Кровь продолжала идти несколько дней, которые показались ей целой вечностью. До той поры у нее не было четкого понятия ни о прошлом, ни о будущем, ни о длительности времени — только о беспредельном настоящем моменте. Ночью она украдкой пробралась в пустой дом в поисках тряпок, чтобы остановить кровь; в монастыре ее немного научили элементарной гигиене, достаточно, чтобы уметь закапывать собственные экскременты и смывать с себя естественные выделения, и хотя монахини не могли объяснить ей, как все должно быть, она сделала все как надо, но не из брезгливости, а из стыда.

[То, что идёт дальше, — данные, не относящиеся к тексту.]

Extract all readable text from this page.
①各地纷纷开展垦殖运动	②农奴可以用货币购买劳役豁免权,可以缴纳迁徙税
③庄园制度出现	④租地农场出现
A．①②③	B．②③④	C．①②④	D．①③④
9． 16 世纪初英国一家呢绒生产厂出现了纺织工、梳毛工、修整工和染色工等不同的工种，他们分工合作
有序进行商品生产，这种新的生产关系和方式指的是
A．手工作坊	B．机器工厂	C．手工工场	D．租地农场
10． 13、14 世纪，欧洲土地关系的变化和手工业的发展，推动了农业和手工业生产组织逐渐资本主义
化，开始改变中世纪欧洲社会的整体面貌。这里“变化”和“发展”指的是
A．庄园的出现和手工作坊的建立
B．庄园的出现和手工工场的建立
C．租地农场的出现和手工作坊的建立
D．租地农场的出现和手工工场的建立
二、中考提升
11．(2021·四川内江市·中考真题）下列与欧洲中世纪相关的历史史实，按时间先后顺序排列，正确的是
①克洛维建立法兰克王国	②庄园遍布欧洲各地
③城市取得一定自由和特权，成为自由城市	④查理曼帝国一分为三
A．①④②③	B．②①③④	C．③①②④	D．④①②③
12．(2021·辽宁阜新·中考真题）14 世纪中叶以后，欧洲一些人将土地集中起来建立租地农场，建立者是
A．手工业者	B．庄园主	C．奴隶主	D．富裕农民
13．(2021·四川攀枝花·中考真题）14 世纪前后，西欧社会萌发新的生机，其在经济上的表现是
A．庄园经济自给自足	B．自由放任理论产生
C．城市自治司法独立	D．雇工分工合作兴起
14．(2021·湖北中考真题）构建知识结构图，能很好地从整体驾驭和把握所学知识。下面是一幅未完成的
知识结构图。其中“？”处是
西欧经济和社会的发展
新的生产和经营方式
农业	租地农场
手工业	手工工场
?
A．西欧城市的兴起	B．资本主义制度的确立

В комнатах, которые не открывались с того дня, когда герцог, родившийся со всеми зубами, с криком появился на свет, откусил материнский сосок и заплакал, она нашла полотенца, простыни и наволочки. В заросших паутиной платяных шкафах она отыскала лишь однажды надеванные бальные платья, а в углу его кровавой комнаты — сваленные грудой саваны, ночные рубашки и погребальные костюмы, в которые были завернуты лакомые кусочки из герцогского рациона. Она разорвала на полоски самые впитывающие ткани и неуклюже запеленала себя. В процессе всех этих поисков она наткнулась на зеркало, над поверхностью которого герцог проходил, как ветер над куском льда.